We have almost exactly one month until we fly back to China, and today I packed up the first box. I’ve had people asking me for a couple months now if I’ve started packing. Um, you have apparently NOT had to do this an average of once a year for the past forever. Starting a month out seems luxuriously early to me.
Sealing that first box makes our departure seem official. Even more official than when we bought the plane tickets. We are leaving. We are leaving. We are leaving. Into the box go the nursery decorations that my 11-year-old son can’t bear to part with because we just unpacked them a few months ago. In go the stuffed animals that are too big to fit in my daughter’s suitcase. Into the box go our American lives. Good-bye for now, because we are leaving.

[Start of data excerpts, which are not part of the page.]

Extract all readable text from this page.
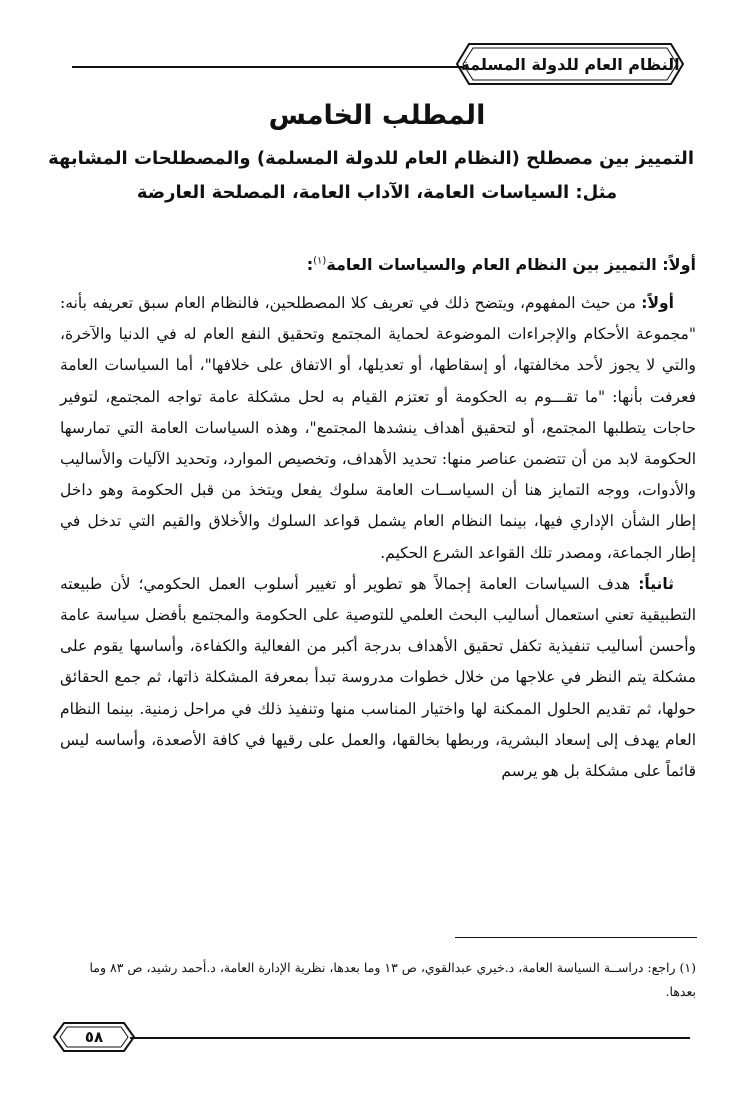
النظام العام للدولة المسلمة
المطلب الخامس
التمييز بين مصطلح (النظام العام للدولة المسلمة) والمصطلحات المشابهة
مثل: السياسات العامة، الآداب العامة، المصلحة العارضة
أولاً: التمييز بين النظام العام والسياسات العامة$^{(١)}$:

أولاً: من حيث المفهوم، ويتضح ذلك في تعريف كلا المصطلحين، فالنظام العام سبق تعريفه بأنه: "مجموعة الأحكام والإجراءات الموضوعة لحماية المجتمع وتحقيق النفع العام له في الدنيا والآخرة، والتي لا يجوز لأحد مخالفتها، أو إسقاطها، أو تعديلها، أو الاتفاق على خلافها"، أما السياسات العامة فعرفت بأنها: "ما تقـــوم به الحكومة أو تعتزم القيام به لحل مشكلة عامة تواجه المجتمع، لتوفير حاجات يتطلبها المجتمع، أو لتحقيق أهداف ينشدها المجتمع"، وهذه السياسات العامة التي تمارسها الحكومة لابد من أن تتضمن عناصر منها: تحديد الأهداف، وتخصيص الموارد، وتحديد الآليات والأساليب والأدوات، ووجه التمايز هنا أن السياســات العامة سلوك يفعل ويتخذ من قبل الحكومة وهو داخل إطار الشأن الإداري فيها، بينما النظام العام يشمل قواعد السلوك والأخلاق والقيم التي تدخل في إطار الجماعة، ومصدر تلك القواعد الشرع الحكيم.

ثانياً: هدف السياسات العامة إجمالاً هو تطوير أو تغيير أسلوب العمل الحكومي؛ لأن طبيعته التطبيقية تعني استعمال أساليب البحث العلمي للتوصية على الحكومة والمجتمع بأفضل سياسة عامة وأحسن أساليب تنفيذية تكفل تحقيق الأهداف بدرجة أكبر من الفعالية والكفاءة، وأساسها يقوم على مشكلة يتم النظر في علاجها من خلال خطوات مدروسة تبدأ بمعرفة المشكلة ذاتها، ثم جمع الحقائق حولها، ثم تقديم الحلول الممكنة لها واختيار المناسب منها وتنفيذ ذلك في مراحل زمنية. بينما النظام العام يهدف إلى إسعاد البشرية، وربطها بخالقها، والعمل على رقيها في كافة الأصعدة، وأساسه ليس قائماً على مشكلة بل هو يرسم

(١) راجع: دراســة السياسة العامة، د.خيري عبدالقوي، ص ١٣ وما بعدها، نظرية الإدارة العامة، د.أحمد رشيد، ص ٨٣ وما بعدها.
٥٨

I’m dreading the good-byes. I’ve said far too many over the past decade. I wonder if I’ll actually cry here, or if the tears will only come pouring out somewhere over the Pacific as all the other passengers sleep, and the weight of missing friends and family finally sinks in.
Everything makes me think of how I soon won’t be here, won’t be part of all the plans. I look at the local concert schedule and automatically divide it: we can go to the zydeco one, but the Latin jazz one is after we leave. I think of the field trips my kids won’t be going on, or the cycling race my friends will do without me. I look at the plants in my yard and wonder how big they’ll be – or how dead they’ll be – when we return. I look at my nieces and nephews and think the same (well, not the dead part.) How different will they be after another round or two of birthdays?
Eventually, I’ll shift to thinking more about there than here. The arriving instead of the leaving. But for now, I’ll keep working on slowly packing and slowly letting go of here.